Mehmet bu cevaba şaşırmıştı. "Neyi bekliyorsun?"

Elif, kısık bir sesle, "Annemin beni almaya gelmesini," dedi. Bu cümle, Mehmet’in kalbine bir ok gibi saplandı.

O gece, Mehmet bir türlü uyuyamadı. Elif’in gözlerindeki o derin hüzün, zihninden silinmiyordu. Ertesi gün yeniden yetimhaneye gitti ve Elif’in defterine göz atmak istedi. Ancak Elif, defteri vermemekte ısrar etti. Mehmet ısrarcı olmasa da, defterin içindekilerin onun için ne kadar kıymetli olduğunu anladı.

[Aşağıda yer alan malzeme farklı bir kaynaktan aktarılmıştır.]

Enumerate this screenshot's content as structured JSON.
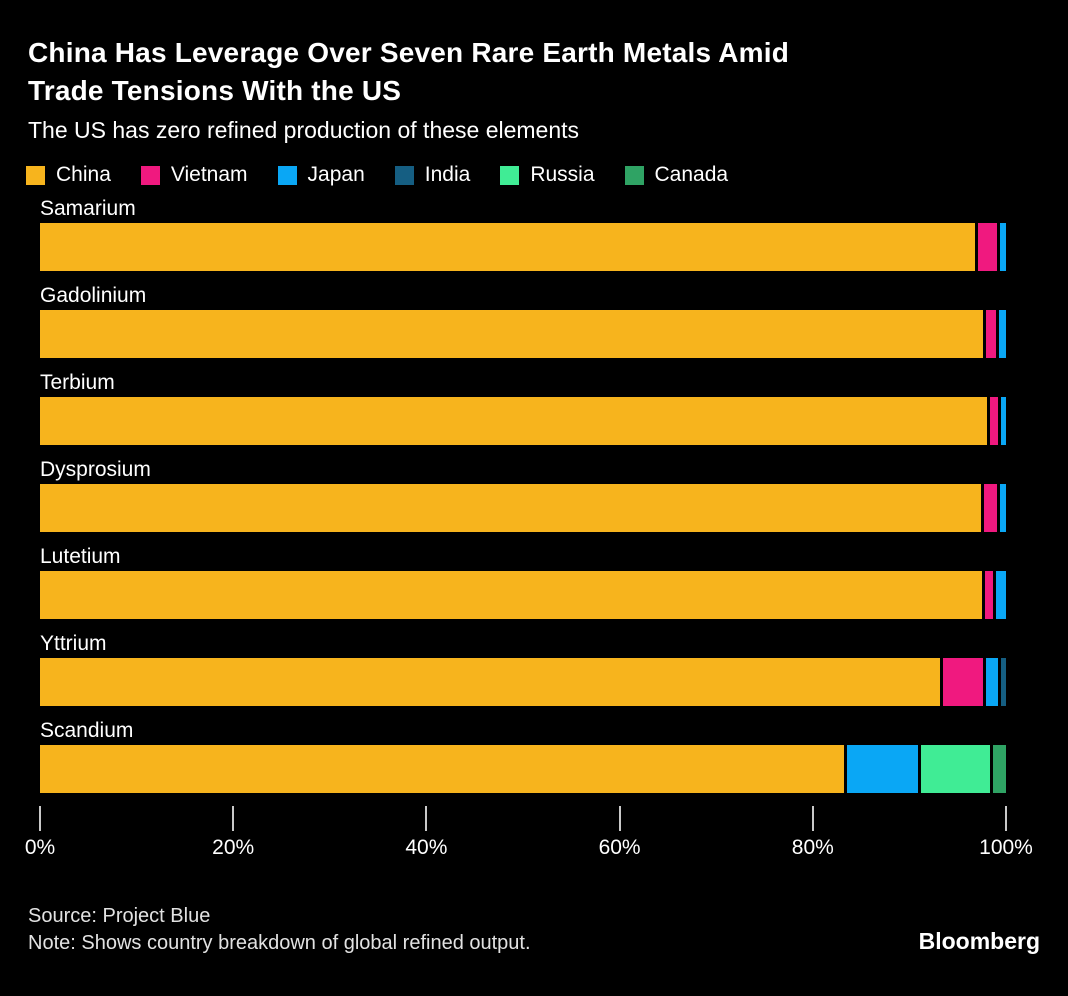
{
  "header": {
    "title": "China Has Leverage Over Seven Rare Earth Metals Amid Trade Tensions With the US",
    "title_line1": "China Has Leverage Over Seven Rare Earth Metals Amid",
    "title_line2": "Trade Tensions With the US",
    "subtitle": "The US has zero refined production of these elements"
  },
  "chart_data": {
    "type": "bar",
    "orientation": "horizontal",
    "stacked": true,
    "unit": "%",
    "title": "China Has Leverage Over Seven Rare Earth Metals Amid Trade Tensions With the US",
    "subtitle": "The US has zero refined production of these elements",
    "categories": [
      "Samarium",
      "Gadolinium",
      "Terbium",
      "Dysprosium",
      "Lutetium",
      "Yttrium",
      "Scandium"
    ],
    "series": [
      {
        "name": "China",
        "color": "#F7B41D",
        "values": [
          97.4,
          98.2,
          98.6,
          98.0,
          98.1,
          94.0,
          84.0
        ]
      },
      {
        "name": "Vietnam",
        "color": "#F0197F",
        "values": [
          2.0,
          1.1,
          0.9,
          1.4,
          0.9,
          4.2,
          0
        ]
      },
      {
        "name": "Japan",
        "color": "#0AA7F5",
        "values": [
          0.6,
          0.7,
          0.5,
          0.6,
          1.0,
          1.3,
          7.4
        ]
      },
      {
        "name": "India",
        "color": "#155E82",
        "values": [
          0,
          0,
          0,
          0,
          0,
          0.5,
          0
        ]
      },
      {
        "name": "Russia",
        "color": "#40EC95",
        "values": [
          0,
          0,
          0,
          0,
          0,
          0,
          7.2
        ]
      },
      {
        "name": "Canada",
        "color": "#2FA364",
        "values": [
          0,
          0,
          0,
          0,
          0,
          0,
          1.4
        ]
      }
    ],
    "xlim": [
      0,
      100
    ],
    "x_ticks": [
      "0%",
      "20%",
      "40%",
      "60%",
      "80%",
      "100%"
    ],
    "legend_position": "top",
    "grid": false
  },
  "footer": {
    "source": "Source: Project Blue",
    "note": "Note: Shows country breakdown of global refined output.",
    "brand": "Bloomberg"
  },
  "colors": {
    "background": "#000000",
    "text": "#FFFFFF",
    "muted_text": "#E2E2E2",
    "tick": "#C9C9C9"
  }
}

Haftalar geçtikçe Mehmet, Elif’i daha sık ziyaret etmeye başladı. Zamanla Elif’in güvenini kazandı ve sonunda küçük kız, defterini ona gösterdi. Defterde, Elif’in annesiyle hayalini kurduğu bir ev vardı. Çizimler yapmış, annesiyle yapacağı şeyleri yazmıştı. Birlikte kahvaltı yapacakları, parkta oyun oynayacakları, annesinin onu okula götüreceği anların hayalini kağıda dökmüştü.

Mehmet, defteri gördüğünde gözyaşlarını tutamadı. O andan itibaren bir karar verdi: Elif’i bu karanlık dünyadan kurtarmak için elinden geleni yapacaktı. Ancak süreç kolay değildi. Yasal prosedürler, bürokratik engeller ve zaman, Mehmet’in sabrını sınadı. Ama sonunda Elif’i evlat edindi.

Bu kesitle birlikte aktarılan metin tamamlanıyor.